Core Viewpoint - The new tax policy for gold transactions aims to standardize tax management in the gold market, promote healthy development, and reduce transaction costs while enhancing market vitality [1][2]. Group 1: Tax Policy Details - The new policy, effective from November 1, distinguishes between investment and non-investment gold, optimizing the immediate tax refund and exemption processes [1][2]. - "Standard gold" is defined as gold that meets specific standards in both grade and specification, including various purities (AU99.99, AU99.95, AU99.9, AU99.5) and weights (50g, 100g, 1kg, 3kg, 12.5kg) [1]. - Transactions involving standard gold through the Shanghai Gold Exchange and Shanghai Futures Exchange will be exempt from value-added tax (VAT) for sellers, provided there is no physical delivery [1][2]. Group 2: Investment vs.

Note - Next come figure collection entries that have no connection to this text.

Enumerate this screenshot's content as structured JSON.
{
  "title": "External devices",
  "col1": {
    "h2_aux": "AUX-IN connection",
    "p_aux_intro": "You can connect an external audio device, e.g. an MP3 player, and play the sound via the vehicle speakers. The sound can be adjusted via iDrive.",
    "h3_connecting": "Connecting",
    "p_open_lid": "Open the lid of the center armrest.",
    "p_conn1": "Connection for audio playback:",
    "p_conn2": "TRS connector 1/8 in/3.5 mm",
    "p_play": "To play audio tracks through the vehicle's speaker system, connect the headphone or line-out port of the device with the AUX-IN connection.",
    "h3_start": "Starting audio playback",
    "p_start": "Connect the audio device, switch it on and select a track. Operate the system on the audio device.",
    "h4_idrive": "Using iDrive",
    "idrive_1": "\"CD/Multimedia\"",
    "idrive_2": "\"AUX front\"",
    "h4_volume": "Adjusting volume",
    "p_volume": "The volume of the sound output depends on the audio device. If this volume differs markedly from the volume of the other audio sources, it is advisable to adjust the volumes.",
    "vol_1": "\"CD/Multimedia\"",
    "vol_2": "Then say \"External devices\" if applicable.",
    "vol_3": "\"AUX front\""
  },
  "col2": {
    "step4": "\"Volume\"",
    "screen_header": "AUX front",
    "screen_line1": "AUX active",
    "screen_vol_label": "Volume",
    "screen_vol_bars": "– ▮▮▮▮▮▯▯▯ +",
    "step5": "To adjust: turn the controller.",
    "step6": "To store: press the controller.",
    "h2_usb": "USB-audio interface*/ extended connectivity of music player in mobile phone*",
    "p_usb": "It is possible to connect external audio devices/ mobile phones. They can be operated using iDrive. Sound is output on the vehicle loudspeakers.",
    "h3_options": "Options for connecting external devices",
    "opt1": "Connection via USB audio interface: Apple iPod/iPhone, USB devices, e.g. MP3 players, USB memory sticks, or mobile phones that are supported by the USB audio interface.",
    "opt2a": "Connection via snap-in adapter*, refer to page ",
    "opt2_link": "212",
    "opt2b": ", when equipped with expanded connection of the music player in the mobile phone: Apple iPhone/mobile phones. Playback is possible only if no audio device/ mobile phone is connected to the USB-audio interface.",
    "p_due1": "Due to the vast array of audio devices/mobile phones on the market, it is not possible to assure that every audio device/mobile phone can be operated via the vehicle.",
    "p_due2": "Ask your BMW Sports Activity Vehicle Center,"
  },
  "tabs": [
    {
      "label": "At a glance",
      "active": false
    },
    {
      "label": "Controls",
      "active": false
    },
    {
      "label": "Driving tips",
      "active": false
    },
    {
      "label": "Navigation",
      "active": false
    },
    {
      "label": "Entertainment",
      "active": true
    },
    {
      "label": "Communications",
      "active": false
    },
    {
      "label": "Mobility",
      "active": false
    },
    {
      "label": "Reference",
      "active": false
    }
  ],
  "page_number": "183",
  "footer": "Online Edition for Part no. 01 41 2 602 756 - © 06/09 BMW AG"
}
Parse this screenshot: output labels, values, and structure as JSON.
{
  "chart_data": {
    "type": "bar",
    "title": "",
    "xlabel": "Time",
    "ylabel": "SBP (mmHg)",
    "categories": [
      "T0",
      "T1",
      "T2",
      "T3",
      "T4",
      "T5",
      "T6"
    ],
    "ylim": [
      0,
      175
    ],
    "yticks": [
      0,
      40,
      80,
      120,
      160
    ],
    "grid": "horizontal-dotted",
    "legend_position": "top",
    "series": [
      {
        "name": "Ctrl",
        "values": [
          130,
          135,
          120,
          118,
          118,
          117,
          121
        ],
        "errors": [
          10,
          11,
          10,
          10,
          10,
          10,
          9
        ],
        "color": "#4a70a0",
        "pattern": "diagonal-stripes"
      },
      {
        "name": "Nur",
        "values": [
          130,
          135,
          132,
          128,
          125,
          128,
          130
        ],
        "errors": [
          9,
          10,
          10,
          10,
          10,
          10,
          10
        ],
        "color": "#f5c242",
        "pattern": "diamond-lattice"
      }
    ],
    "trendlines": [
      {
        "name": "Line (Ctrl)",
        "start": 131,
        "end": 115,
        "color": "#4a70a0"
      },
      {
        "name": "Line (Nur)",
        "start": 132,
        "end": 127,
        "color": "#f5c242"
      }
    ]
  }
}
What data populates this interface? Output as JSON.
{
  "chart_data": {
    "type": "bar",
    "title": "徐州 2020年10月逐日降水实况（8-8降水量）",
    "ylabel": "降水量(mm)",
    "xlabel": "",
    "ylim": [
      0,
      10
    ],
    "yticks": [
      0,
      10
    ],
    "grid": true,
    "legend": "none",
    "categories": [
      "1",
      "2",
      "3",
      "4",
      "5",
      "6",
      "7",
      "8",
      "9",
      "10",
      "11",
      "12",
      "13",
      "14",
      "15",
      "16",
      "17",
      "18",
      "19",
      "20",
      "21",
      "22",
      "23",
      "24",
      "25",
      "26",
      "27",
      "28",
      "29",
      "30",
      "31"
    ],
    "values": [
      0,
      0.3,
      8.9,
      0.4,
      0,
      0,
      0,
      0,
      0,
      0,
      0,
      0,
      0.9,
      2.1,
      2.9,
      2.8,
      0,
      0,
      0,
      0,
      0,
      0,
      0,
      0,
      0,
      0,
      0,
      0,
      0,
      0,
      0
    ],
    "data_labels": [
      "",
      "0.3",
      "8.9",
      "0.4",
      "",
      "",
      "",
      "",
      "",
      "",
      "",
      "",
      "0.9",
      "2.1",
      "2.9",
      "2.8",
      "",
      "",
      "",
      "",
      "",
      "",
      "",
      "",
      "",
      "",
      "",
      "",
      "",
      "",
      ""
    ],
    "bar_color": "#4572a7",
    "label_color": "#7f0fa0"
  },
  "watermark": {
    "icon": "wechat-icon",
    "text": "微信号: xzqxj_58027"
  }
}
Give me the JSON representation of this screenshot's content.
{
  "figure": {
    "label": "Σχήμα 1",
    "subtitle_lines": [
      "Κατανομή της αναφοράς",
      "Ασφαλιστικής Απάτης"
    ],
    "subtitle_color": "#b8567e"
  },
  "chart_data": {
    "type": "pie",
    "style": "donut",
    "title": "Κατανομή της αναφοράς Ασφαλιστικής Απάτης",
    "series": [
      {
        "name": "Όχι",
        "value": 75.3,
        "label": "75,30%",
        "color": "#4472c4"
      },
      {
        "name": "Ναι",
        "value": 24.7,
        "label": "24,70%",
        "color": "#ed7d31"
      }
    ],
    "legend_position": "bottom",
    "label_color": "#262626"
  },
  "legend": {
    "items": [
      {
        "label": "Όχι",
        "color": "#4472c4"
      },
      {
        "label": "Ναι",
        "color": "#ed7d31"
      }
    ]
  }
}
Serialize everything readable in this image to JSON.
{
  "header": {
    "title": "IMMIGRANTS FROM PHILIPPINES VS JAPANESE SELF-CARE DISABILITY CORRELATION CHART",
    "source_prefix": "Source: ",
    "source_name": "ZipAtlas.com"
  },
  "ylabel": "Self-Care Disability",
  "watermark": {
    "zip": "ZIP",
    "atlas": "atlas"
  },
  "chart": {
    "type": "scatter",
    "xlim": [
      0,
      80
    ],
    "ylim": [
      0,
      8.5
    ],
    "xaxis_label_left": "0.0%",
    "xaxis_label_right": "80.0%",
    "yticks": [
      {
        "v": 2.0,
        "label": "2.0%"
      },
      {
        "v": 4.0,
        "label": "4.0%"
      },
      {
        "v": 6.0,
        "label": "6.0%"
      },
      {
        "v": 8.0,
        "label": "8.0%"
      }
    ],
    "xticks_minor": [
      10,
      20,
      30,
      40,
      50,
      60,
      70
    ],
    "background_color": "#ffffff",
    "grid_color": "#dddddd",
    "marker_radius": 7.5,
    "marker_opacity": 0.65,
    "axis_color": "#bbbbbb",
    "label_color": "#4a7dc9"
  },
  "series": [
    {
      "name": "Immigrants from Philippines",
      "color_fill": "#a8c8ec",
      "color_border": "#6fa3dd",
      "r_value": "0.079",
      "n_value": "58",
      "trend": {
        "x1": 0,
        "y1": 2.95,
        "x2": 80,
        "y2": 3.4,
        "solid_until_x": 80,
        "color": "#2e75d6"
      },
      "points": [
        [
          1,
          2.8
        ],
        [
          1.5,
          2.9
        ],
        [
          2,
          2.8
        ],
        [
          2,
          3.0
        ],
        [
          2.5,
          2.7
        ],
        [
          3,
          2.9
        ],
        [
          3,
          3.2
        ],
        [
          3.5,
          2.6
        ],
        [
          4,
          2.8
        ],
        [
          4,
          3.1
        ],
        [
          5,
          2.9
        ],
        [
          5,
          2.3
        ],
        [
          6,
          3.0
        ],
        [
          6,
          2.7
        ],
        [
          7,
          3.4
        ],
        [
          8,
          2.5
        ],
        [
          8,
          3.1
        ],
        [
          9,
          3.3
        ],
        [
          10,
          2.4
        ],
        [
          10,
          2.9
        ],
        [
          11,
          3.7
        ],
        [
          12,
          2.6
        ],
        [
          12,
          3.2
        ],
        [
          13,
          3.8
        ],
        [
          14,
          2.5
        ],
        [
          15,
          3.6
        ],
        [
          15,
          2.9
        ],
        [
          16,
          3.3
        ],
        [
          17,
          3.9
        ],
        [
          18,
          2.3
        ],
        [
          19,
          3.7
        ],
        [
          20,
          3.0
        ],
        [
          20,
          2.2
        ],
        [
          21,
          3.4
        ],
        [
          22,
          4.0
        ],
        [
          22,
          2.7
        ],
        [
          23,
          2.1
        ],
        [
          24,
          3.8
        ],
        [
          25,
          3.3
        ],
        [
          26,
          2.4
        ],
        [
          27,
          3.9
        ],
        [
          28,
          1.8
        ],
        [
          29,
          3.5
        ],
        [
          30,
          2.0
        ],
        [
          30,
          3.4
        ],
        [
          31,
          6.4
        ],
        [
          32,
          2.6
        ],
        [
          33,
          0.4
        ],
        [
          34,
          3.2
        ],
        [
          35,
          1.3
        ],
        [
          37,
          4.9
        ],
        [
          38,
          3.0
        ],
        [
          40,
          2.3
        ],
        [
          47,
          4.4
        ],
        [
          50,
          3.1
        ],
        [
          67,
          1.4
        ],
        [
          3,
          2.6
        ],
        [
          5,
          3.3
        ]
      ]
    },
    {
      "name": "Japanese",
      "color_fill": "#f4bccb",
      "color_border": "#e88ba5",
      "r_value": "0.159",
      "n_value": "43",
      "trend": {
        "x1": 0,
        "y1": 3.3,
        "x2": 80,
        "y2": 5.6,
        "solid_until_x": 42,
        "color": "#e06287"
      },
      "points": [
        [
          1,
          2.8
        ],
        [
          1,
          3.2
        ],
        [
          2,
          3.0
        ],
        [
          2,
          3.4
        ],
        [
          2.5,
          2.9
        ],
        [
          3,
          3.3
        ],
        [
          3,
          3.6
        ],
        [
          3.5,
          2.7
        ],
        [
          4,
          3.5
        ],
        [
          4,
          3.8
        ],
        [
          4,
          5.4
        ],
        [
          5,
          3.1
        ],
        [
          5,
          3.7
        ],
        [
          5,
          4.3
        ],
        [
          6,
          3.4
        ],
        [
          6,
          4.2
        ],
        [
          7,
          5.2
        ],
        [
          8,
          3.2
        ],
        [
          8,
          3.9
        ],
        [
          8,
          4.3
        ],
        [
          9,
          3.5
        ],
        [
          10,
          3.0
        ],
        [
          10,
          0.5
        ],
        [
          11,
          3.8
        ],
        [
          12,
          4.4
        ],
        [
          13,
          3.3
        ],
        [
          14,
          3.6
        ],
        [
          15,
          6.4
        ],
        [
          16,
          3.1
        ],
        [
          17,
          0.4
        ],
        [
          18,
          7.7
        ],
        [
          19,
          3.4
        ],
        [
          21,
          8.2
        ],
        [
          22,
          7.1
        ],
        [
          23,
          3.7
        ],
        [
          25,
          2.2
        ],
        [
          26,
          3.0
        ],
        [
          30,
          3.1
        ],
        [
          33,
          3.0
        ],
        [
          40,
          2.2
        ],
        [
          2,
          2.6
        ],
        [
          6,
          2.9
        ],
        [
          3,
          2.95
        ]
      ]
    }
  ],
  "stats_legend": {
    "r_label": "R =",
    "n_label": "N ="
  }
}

Non-Investment Gold - For investment purposes, VAT will be refunded immediately upon purchase, and urban maintenance and education fees will be exempted [2]. - If standard gold is sold or processed into investment products, VAT must be paid according to existing regulations, except for certain approved legal tender gold products [2]. - Non-investment gold transactions will also benefit from VAT exemptions at the exchange level, with specific provisions for general VAT taxpayers [2][3]. Group 3: Customer Regulations - Customers purchasing standard gold will uniformly benefit from VAT exemptions at the exchange level, regardless of the intended use [3]. - General VAT taxpayers among customers can calculate input tax based on the ordinary invoice amount and a 6% deduction rate [3]. - Sales of standard gold, whether direct or after processing, will require compliance with existing VAT regulations [3].